Tim Burton's mind is a spidery attic, cluttered with 50s-creepshow influences, gothic organ music, and howling-wind sound effects. So it seems plausible that his forthcoming film adaptation of "The Legend of Sleepy Hollow," due later this year, was a long-aborning pet project. Washington Irving's famous short story about Ichabod Crane and the Headless Horseman, published in 1820, was, Burton says, "the first American horror story"-and, in it's prevailing lightheartedness, an antecedent to just about everything Burton has done, from the terrifying-but-uproarious "Large Marge" vignette in Pee-wee's Big Adventure to the more fully realized horror-comedies Beetlejuice, Edward Scissorhands, and Mars Attacks!
For the Ichabod Crane part, Burton cast Johnny Depp, who is fast shaping up to be the DeNiro to Burton's Scorsese, having already played the title roles of the director's Edward Scissorhands and Ed Wood.
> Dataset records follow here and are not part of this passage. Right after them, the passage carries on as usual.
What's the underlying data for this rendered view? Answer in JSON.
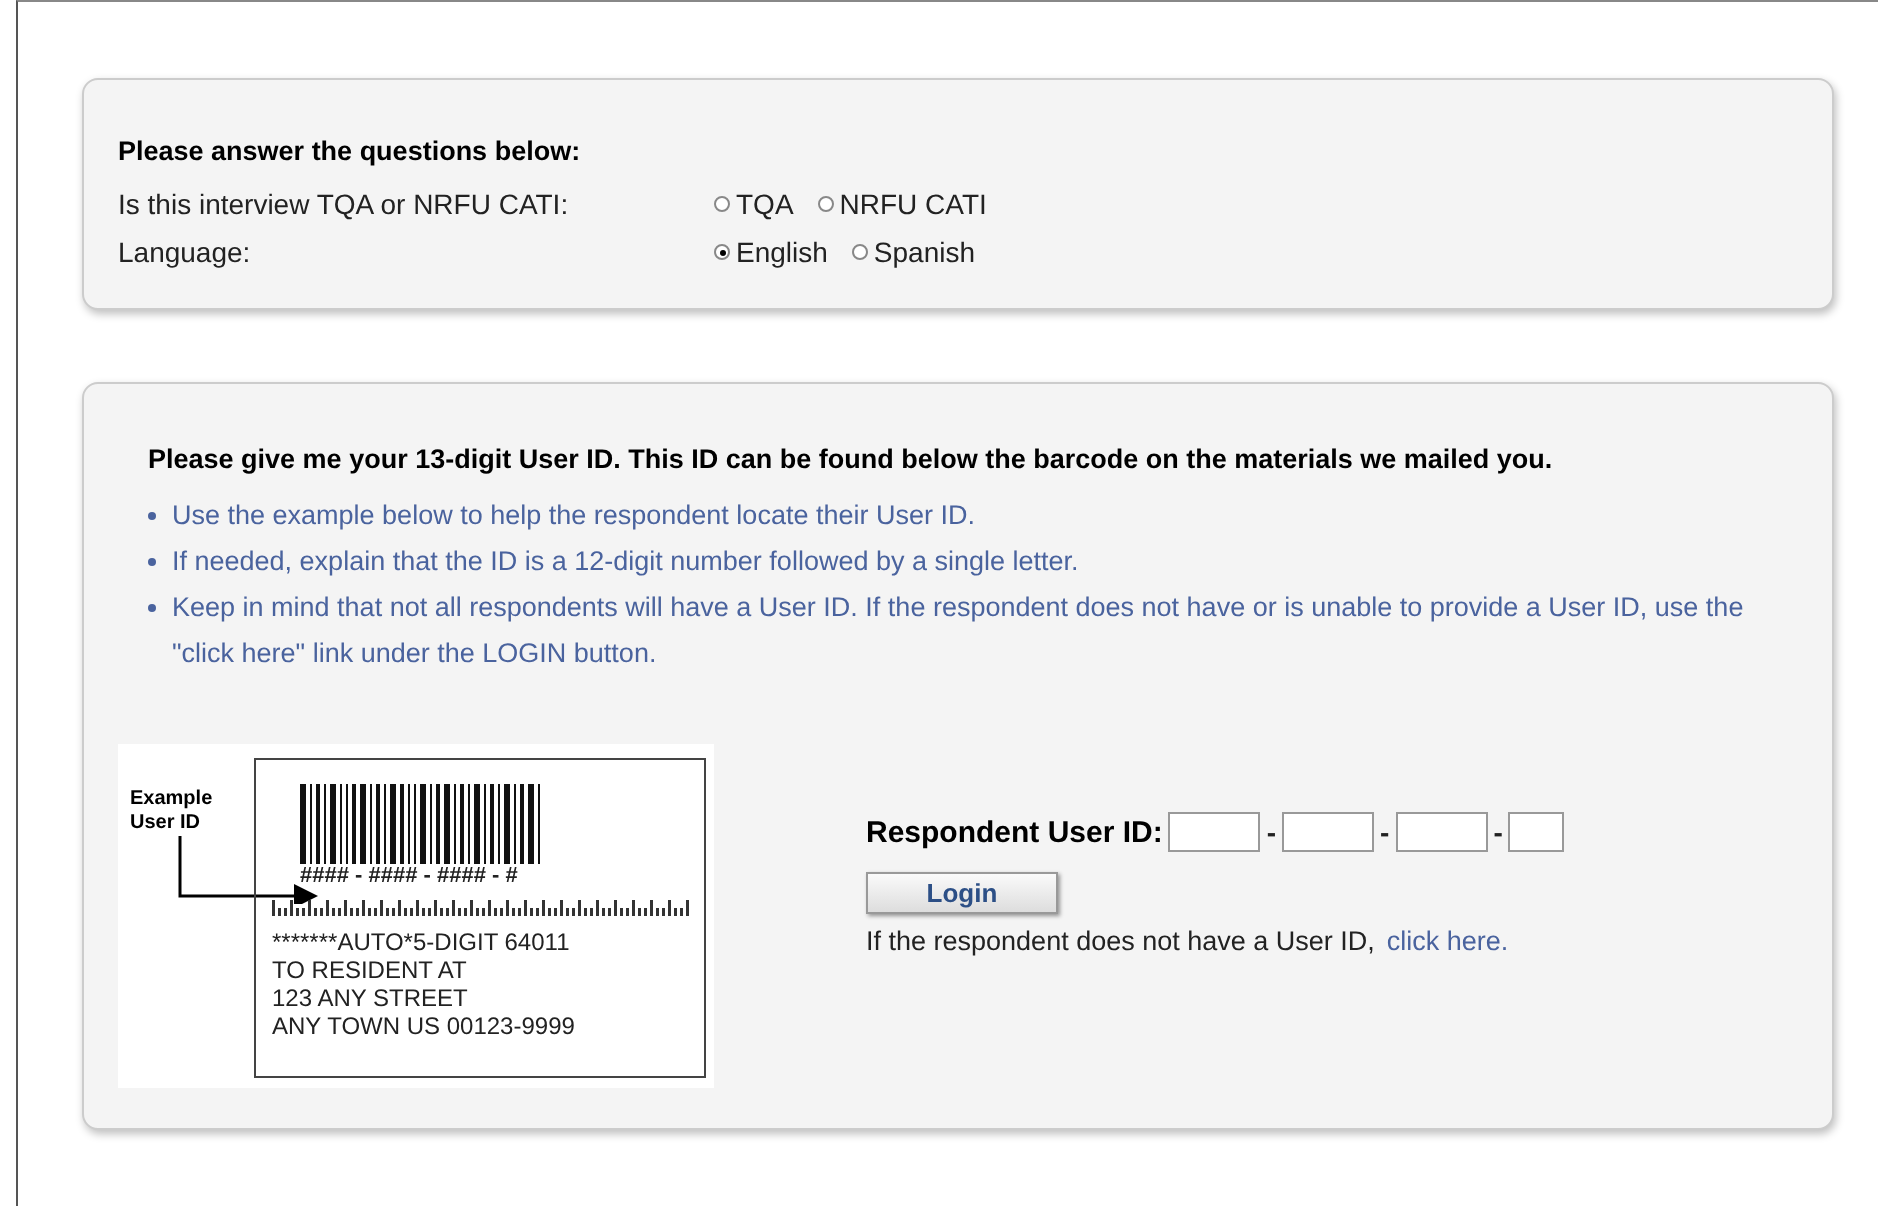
{
  "questions": {
    "heading": "Please answer the questions below:",
    "rows": [
      {
        "label": "Is this interview TQA or NRFU CATI:",
        "options": [
          {
            "label": "TQA",
            "selected": false
          },
          {
            "label": "NRFU CATI",
            "selected": false
          }
        ]
      },
      {
        "label": "Language:",
        "options": [
          {
            "label": "English",
            "selected": true
          },
          {
            "label": "Spanish",
            "selected": false
          }
        ]
      }
    ]
  },
  "user_id": {
    "heading": "Please give me your 13-digit User ID. This ID can be found below the barcode on the materials we mailed you.",
    "tips": [
      "Use the example below to help the respondent locate their User ID.",
      "If needed, explain that the ID is a 12-digit number followed by a single letter.",
      "Keep in mind that not all respondents will have a User ID. If the respondent does not have or is unable to provide a User ID, use the \"click here\" link under the LOGIN button."
    ],
    "example": {
      "caption_lines": [
        "Example",
        "User ID"
      ],
      "id_pattern": "#### - #### - #### - #",
      "address_lines": [
        "*******AUTO*5-DIGIT 64011",
        "TO RESIDENT AT",
        "123 ANY STREET",
        "ANY TOWN US 00123-9999"
      ]
    },
    "field_label": "Respondent User ID:",
    "separator": "-",
    "login_button": "Login",
    "no_id_text": "If the respondent does not have a User ID,",
    "no_id_link": "click here."
  }
}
Katrina, the farmer's daughter and object of Ichabod's affections, is played by Christina Ricci, the porcelain-complexioned Goth Girl of contemporary filmdom, who only seems to have been in Tim Burton movies before. "She's got a good silent-movie quality," Burton says. "She looks right in winter in England."
Though Burton considered shooting Sleepy Hollow in its real-life setting of North Tarrytown, New York, he ultimately found damp, chilly England more conducive to what he had in mind. This same rationale was applied to the assembly of his supporting cast, which includes a wonderful assortment of misshapen British character actors--Michael Gambon (The Singing Detective), Richard Griffiths (Withnail and I), and Ian McDiarmid (the Star Wars movies)--the English beauty Miranda Richardson, and Christopher Walken as a mysterious soldier.